By Amy Wenk
Buckhead resident Bob Brinson has found a new niche in a mature market.
Eight months ago, the owner of personal chef company Gourmet Innovations (www.gourmetinnovationsinc.com) launched a service to deliver homemade meals to independent seniors. That offering has become a significant part of his business.
“Atlanta’s aging population is just growing and growing and growing,” said Brinson, a native of Charlotte, N.C., who spent his childhood summers in Garden Hills visiting his grandparents, fishing in the Duck Pond and playing catch at Chastain Park.
According to a 2007 report from the Atlanta Regional Commission, the older adult population grew 30.6 percent from 2000 to 2005. The surge in seniors more than doubled the total population growth of 13.7 percent for the same period in the 10-county metro area.
By 2030, it is estimated one in five residents will be over 60, and more than 1.2 million older adults will call metro Atlanta home.
Those seniors are staying put. The study reveals 64 percent of people over age 55 want to remain at home as long as possible. Most (84 percent) own the house in which they live.
Brinson is catering to folks who are looking to maintain independence and can afford some help. The nonprofit, volunteer-led Meals on Wheels delivers meals, but seniors must have a low income to qualify.
“So there’s not really a program out there for people that still have the need and still need food but can afford it,” said Brinson, who began cooking at age 10. After 15 years in corporate America, he left to pursue his culinary passion full time, opening Gourmet Innovations in 2006.
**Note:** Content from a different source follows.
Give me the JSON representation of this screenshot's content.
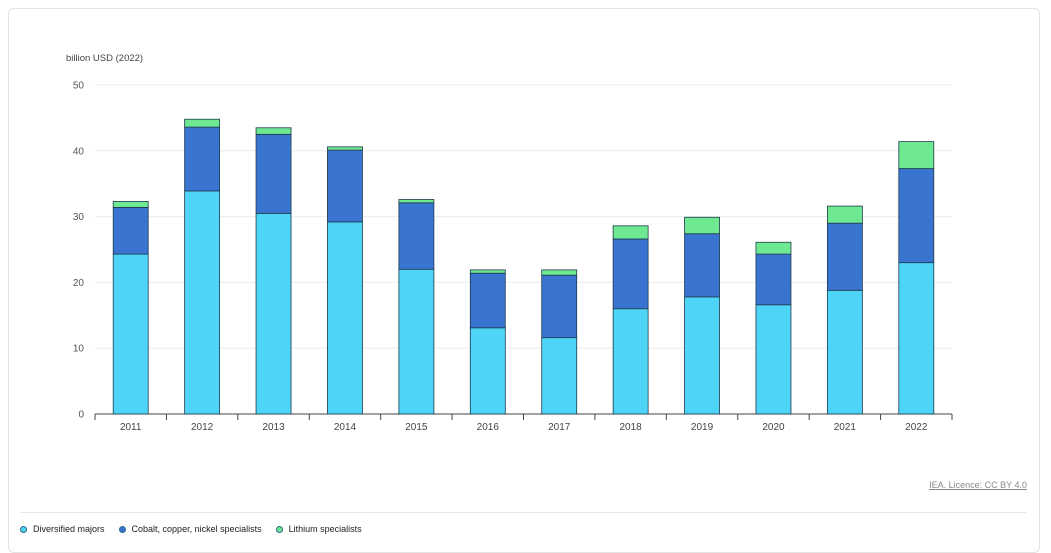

“I always wanted to get into the delivery side of things, because you can service more clients at one time.”
With his senior service he does just that.
Every two weeks Brinson delivers seven frozen meals to a client’s home. The semimonthly charge is $95, delivery included. Additional meals can be purchased.
“My focus is on seniors, but it’s also great for new moms,” said Brinson, the father of two young children, one of whom will attend Buckhead’s Atlanta International School in the fall. “I work with people that are recovering from strokes, surgeries or illnesses. Nutrition is so important to a speedy recovery and just general healthy living.”
He prepares the meals to order and includes a free dessert.
“The good thing about it is it’s all fresh,” said Brinson, who rents a kitchen on Irwin Street in Inman Park. “I shop the day that I cook, so there are no additives. There are no preservatives. I don’t use any processed food, so it’s naturally low in sodium. We offer diabetic-friendly meals if you need it.”
Clients select meals from weekly menus. Brinson does not repeat recipes for three months unless requested.
“It’s not like it’s meatloaf Monday or pork chop Tuesday,” he said. “You actually get a chance to pick what you want.”
The convenience, choice and quality of food are what enticed Decatur resident Leisa McDonald.
An employee with DK Lippy Construction, which makes homes accessible for seniors and the disabled, she became acquainted with Brinson at a networking event. When her mother-in-law, Alice McDonald, 86, of Sandy Springs, suffered a stroke and later fell and broke her arm, Leisa sought out his new service.
“This was something we were trying to do to make sure she was getting a hot, nutritious meal,” Leisa said.
Brinson’s meals, like Salisbury steak with gravy, parsley new potatoes and roasted carrots, hit the spot. “She’s really enjoyed these,” Leisa said. “It’s more like what … she would prepare for herself.”
Alice is not the only fan. Leisa and her husband, who both work full time, now order the meals for themselves.
“I’ve really become addicted to this,” said Leisa, a vegetarian who fancies Brinson’s baked couscous with spinach. “As things have gotten a little tighter in the economy … we are trying not to eat out as often as we were. This has worked out to be a really good option. The value is much better.”